Afin de permettre aux citoyens d’être acteurs de la transparence de la vie publique conformément à la volonté du législateur, le Conseil des ministres qui s’est réuni jeudi 20 septembre 2018 a présenté le projet de loi relatif à l’obligation de déclaration de patrimoine par les citoyens élus ou nommés à une haute fonction publique. Cette disposition constitutionnelle promue depuis la Conférence nationale, peine pourtant à être mise en application par les gouvernements successifs.
Pendant la Conférence nationale souveraine de 1991, sur fond de lutte contre les « biens mal acquis », il avait été inscrit dans l'acte fondamental de la transition ainsi que dans la constitution de 1992, une disposition enjoignant les personnalités nommées aux hautes fonctions de déclarer leur patrimoine.
Si cette disposition connut pour les ministres du gouvernement de transition d'André Milongo, une application de principe, la déclaration de patrimoine s'étant faite simplement sur l'honneur, comme dans un confessionnal, plus jamais, personne ne l'évoqua pour les gouvernements à venir, alors que l'inobservation de cette disposition était susceptible de bloquer toute nomination ou élection selon les termes prescrits par la constitution.
À la vérité, cette mesure, hormis le bas peuple, presque personne n'en veut. Et pour cause, elle oblige à un inventaire du patrimoine à la prise de fonction, lequel patrimoine est réévalué à la cessation de fonction.

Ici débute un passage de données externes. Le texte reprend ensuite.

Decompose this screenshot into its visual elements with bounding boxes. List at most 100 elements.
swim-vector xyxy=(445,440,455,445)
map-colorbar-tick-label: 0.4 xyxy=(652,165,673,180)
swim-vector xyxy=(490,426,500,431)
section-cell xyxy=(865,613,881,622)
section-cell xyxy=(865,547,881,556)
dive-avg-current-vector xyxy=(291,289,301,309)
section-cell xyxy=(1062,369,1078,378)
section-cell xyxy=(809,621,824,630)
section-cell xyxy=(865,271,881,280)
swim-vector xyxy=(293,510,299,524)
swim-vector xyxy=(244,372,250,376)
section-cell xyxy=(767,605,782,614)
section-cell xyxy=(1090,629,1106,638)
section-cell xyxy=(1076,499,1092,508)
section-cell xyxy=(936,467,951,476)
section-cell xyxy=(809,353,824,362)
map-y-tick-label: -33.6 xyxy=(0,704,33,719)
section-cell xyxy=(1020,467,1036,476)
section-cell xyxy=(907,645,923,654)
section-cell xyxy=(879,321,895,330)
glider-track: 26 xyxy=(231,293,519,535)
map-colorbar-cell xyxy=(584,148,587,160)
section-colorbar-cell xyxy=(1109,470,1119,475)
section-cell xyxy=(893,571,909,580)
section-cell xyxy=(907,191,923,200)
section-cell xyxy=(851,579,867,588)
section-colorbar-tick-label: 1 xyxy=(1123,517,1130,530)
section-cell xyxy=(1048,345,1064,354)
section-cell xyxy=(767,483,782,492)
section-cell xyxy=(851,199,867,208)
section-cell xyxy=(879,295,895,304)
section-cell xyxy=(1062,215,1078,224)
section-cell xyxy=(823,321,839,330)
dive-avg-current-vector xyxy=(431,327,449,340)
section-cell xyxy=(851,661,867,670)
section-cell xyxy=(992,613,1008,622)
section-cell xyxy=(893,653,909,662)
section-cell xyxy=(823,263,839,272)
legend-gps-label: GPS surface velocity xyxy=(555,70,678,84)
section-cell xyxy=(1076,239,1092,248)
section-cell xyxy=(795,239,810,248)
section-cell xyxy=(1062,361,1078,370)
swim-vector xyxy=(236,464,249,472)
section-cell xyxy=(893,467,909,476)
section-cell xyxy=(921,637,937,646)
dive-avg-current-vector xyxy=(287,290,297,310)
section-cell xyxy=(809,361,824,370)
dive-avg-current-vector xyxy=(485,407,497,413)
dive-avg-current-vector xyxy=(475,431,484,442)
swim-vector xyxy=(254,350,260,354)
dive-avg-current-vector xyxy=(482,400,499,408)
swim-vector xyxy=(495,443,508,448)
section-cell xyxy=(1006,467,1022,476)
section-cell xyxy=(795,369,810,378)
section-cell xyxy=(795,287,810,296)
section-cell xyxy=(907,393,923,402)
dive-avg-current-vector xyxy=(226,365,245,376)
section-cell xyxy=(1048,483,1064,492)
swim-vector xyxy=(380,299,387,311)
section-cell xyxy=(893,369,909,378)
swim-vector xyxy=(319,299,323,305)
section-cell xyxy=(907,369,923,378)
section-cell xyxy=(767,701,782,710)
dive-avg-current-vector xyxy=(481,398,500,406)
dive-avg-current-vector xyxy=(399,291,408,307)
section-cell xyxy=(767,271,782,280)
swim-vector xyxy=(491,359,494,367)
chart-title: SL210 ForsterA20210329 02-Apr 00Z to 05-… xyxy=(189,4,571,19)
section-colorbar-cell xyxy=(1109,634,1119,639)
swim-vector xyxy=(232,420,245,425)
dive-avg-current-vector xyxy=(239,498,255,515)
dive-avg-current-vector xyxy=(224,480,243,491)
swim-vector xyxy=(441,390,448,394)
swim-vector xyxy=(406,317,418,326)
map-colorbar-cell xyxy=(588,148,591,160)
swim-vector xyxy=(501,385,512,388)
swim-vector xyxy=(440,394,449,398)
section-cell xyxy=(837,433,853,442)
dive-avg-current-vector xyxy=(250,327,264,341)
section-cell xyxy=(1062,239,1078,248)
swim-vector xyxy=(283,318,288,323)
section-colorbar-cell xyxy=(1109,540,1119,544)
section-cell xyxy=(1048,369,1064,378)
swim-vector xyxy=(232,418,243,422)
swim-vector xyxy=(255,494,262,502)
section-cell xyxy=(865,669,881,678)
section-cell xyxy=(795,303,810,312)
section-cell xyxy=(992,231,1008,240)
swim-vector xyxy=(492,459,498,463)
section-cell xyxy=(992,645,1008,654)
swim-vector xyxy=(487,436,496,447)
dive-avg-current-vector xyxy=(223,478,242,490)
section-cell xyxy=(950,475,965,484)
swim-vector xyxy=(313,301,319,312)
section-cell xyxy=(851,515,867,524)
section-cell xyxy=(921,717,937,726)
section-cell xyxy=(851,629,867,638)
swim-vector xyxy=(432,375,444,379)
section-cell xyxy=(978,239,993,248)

Or l'évaluation d'un patrimoine fait toujours se dresser les oreilles et s'écarquiller les yeux des structures de l'État chargées d'en tirer les dividendes qui lui reviennent.
D'autre part, une évaluation de patrimoine révélerait pour beaucoup, une inadéquation comptable entre leurs ressources réelles et les biens dont ils disposent. Une situation fort embarrassante, sous-tendant une quelconque « cleptomanie » dans leur acquisition, et qui les disqualifierait, avant même de n'avoir été mis à l'épreuve.
La thèse est certes discutable, mais que ses contradicteurs veillent bien justifier pourquoi ces dispositions de la constitution ne sont-elles jamais appliquées de tout temps?
« Constitution du 20 janvier 2002 : Article 47: Les biens publics sont sacrés et inaliénables. Tout citoyen doit les respecter scrupuleusement et les protéger. La loi fixe les conditions d'aliénation des biens publics dans l'intérêt général. Tout acte de sabotage, de vandalisme, de corruption, d'enrichissement illicite, de concussion, de détournement ou de dilapidation des deniers publics, est réprimé dans les conditions prévues par la loi. Article 48 : Tout citoyen, élu ou nommé à une haute fonction publique, est tenu de déclarer son patrimoine lors de sa prise de fonctions et à la cessation de celles-ci, conformément à la loi. L'inobservation de cette obligation entraîne la déchéance des fonctions dans les conditions fixées par la loi. »
« Constitution du 25 octobre 2015 : Article 53. Les biens de l'État sont sacrés. Les biens du domaine public sont inaliénables, incessibles, imprescriptibles et insaisissables. Tout citoyen doit les respecter et les protéger. La loi fixe les conditions d'aliénation des biens publics, dans l'intérêt général. Article 54. Tout acte de sabotage, de vandalisme, de corruption ou de dilapidation des deniers publics est interdit et réprimé dans les conditions prévues par la loi. Article 55. Tout citoyen, élu ou nommé à une haute fonction publique, est tenu de déclarer son patrimoine lors de sa prise de fonction et à la cessation de celle-ci, conformément à la loi. La loi détermine les fonctions soumises à l'obligation ci-dessus indiquée ainsi que les modalités de déclaration du patrimoine. »
Ainsi qu'on le voit, les instruments juridiques existent depuis toujours. Le reste est question de volonté politique pour agir vraiment, car il n'est pas faux de penser que dans de nombreuses fortunes congolaises, il y a un peu de l'argent public qui y sommeille.
Cette fois ci, Denis Sassou N'Guesso qui s'est personnellement engagé à faire aboutir les choses devrait user de fermeté, car les oppositions viendront de partout.